Concorso scuola 2019: per la secondaria attendono i neolaureati con 24 CFU

Potranno partecipare al concorso docenti 2019 ordinario, infatti, tutti i candidati in possesso della laurea magistrale ma privi di abilitazione. A questo requisito, tuttavia, deve essere aggiunto il possesso dei 24 CFU, ovvero crediti formativi universitari nelle “discipline antropo-psico-pedagogiche e metodologie e tecnologie didattiche”, che restano requisito d’accesso come previsto dal Decreto Legislativo n. 59/2017.

Pertanto, per partecipare al prossimo concorso docenti non sarà necessario possedere un’abilitazione all’insegnamento (TFA o SSIS).

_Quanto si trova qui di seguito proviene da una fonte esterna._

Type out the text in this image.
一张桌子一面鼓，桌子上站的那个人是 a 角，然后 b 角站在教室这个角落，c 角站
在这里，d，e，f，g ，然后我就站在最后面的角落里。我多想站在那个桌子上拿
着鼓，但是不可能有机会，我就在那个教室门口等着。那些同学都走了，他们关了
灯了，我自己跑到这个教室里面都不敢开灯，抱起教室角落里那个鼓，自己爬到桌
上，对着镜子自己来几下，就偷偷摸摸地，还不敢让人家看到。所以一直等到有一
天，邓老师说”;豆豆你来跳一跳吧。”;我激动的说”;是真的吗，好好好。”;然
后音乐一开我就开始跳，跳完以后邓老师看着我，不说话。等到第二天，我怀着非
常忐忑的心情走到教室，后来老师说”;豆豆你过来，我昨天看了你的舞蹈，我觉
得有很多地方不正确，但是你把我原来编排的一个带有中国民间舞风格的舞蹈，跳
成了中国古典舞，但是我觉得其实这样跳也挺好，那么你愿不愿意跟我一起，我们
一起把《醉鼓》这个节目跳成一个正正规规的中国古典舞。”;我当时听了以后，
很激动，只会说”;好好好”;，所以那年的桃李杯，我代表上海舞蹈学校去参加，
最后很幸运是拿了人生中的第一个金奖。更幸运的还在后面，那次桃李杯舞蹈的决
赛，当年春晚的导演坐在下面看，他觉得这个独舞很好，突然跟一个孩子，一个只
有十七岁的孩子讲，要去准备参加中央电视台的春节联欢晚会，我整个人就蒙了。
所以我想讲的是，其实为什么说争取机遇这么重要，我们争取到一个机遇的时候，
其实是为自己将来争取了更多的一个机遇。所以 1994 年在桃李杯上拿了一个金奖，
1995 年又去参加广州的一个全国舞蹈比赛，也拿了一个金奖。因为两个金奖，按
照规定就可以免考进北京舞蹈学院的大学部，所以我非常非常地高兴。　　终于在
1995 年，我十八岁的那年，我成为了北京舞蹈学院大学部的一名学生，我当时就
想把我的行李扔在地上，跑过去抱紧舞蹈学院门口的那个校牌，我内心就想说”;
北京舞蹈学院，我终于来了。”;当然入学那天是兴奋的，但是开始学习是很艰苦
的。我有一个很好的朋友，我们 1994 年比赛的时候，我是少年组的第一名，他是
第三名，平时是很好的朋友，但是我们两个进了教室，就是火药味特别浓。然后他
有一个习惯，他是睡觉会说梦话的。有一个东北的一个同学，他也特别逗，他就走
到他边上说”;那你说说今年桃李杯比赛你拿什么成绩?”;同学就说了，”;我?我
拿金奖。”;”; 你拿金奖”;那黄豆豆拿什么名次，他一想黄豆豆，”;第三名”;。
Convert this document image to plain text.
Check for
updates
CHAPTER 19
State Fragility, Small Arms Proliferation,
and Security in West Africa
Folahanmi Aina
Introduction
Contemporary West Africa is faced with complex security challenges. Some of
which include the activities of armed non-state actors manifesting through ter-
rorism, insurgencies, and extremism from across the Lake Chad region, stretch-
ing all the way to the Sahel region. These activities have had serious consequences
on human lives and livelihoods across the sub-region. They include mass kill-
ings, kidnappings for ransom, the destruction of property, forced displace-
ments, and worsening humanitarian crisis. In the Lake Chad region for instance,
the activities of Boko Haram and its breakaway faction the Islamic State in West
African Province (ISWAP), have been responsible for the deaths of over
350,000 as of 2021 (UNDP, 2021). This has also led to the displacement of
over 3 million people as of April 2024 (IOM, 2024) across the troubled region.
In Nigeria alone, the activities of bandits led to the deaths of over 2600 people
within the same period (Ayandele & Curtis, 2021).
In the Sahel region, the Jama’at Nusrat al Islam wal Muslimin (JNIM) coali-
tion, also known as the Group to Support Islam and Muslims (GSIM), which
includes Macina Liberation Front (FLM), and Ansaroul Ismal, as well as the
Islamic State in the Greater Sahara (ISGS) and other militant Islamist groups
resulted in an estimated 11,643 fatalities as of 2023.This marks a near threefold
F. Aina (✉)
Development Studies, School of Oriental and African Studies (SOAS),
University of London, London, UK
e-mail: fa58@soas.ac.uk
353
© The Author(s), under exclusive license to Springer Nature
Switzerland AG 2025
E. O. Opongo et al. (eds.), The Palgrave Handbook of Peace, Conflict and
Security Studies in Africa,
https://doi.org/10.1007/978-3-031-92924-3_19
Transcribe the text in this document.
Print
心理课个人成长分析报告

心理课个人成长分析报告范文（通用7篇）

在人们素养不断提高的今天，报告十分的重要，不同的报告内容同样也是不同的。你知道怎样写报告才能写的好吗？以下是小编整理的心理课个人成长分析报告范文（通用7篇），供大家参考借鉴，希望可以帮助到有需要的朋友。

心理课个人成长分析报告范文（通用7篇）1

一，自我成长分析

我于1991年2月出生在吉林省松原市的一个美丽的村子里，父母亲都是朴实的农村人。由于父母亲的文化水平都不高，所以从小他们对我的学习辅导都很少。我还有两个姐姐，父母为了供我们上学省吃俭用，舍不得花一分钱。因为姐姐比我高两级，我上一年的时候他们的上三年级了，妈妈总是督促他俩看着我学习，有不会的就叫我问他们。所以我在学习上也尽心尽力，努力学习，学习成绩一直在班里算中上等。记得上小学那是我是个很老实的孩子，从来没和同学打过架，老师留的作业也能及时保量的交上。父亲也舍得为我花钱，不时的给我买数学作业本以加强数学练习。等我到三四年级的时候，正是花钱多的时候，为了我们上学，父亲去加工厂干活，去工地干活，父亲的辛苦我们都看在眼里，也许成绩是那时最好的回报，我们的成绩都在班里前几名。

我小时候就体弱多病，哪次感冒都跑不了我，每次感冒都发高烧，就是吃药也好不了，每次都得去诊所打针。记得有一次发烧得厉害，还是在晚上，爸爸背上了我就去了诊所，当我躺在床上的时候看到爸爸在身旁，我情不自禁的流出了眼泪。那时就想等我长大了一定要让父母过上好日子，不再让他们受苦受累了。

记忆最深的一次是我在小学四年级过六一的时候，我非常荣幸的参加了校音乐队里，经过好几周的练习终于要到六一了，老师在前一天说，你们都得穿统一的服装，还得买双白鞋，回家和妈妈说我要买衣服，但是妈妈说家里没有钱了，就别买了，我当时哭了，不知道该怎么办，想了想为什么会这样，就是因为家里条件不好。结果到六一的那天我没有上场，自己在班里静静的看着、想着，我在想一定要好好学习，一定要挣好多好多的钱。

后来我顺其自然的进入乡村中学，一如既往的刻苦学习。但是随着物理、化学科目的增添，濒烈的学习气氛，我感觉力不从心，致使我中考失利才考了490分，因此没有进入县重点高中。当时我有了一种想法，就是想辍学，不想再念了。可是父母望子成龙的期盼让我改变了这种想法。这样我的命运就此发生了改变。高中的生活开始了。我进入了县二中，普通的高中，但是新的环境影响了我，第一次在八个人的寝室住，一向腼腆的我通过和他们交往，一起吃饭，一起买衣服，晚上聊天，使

24 CFU, cosa sono e come acquistarli per diventare insegnante

Per quanto riguarda i posti banditi per il sostegno, oltre ad i requisiti dei posti comuni, sarà necessario avere la specializzazione sul sostegno.

Saranno moltissimi i neolaureati, che senza abilitazione potranno accarezzare l’idea di superare un concorso scuola 2019 e dopo alcuni mesi sedersi in cattedra ancora in giovane età.

Dopo il concorso scuola 2019 un anno di formazione e prova

Chi vincerà il concorso scuola 2019 per la secondaria, accederà ad un “percorso annuale di formazione iniziale e prova“. Questo percorso sarà quindi annuale, ovvero, il docente dovrà frequentare questo anno di “transizione” alla cattedra definitiva. Prima però sarà necessaria una valutazione finale.

E’ stato abolito, infatti, il sistema di formazione iniziale adottato dal decreto Legislativo n. 59/2017, in merito ai tre anni di formazione iniziale e tirocinio che i vincitori di concorso dovevano sostenere prima di entrare in ruolo.

Un volta superato l’anno e confermato in ruolo, il docente vincitore di concorso dovrà restare altri quattro anni nella stessa scuola in cui ha superato l’annualità di formazione e prova, per un totale di cinque anni di blocco sulla stessa sede.

Concorso secondaria: i vincitori assunti nel 2020

Un punto molto importante su cui bisogna soffermarsi è quello relativo al fatto che il concorso sarà bandito entro il 2019, forse entro l’estate mentre le assunzioni dei vincitori però saranno effettuate a settembre 2020.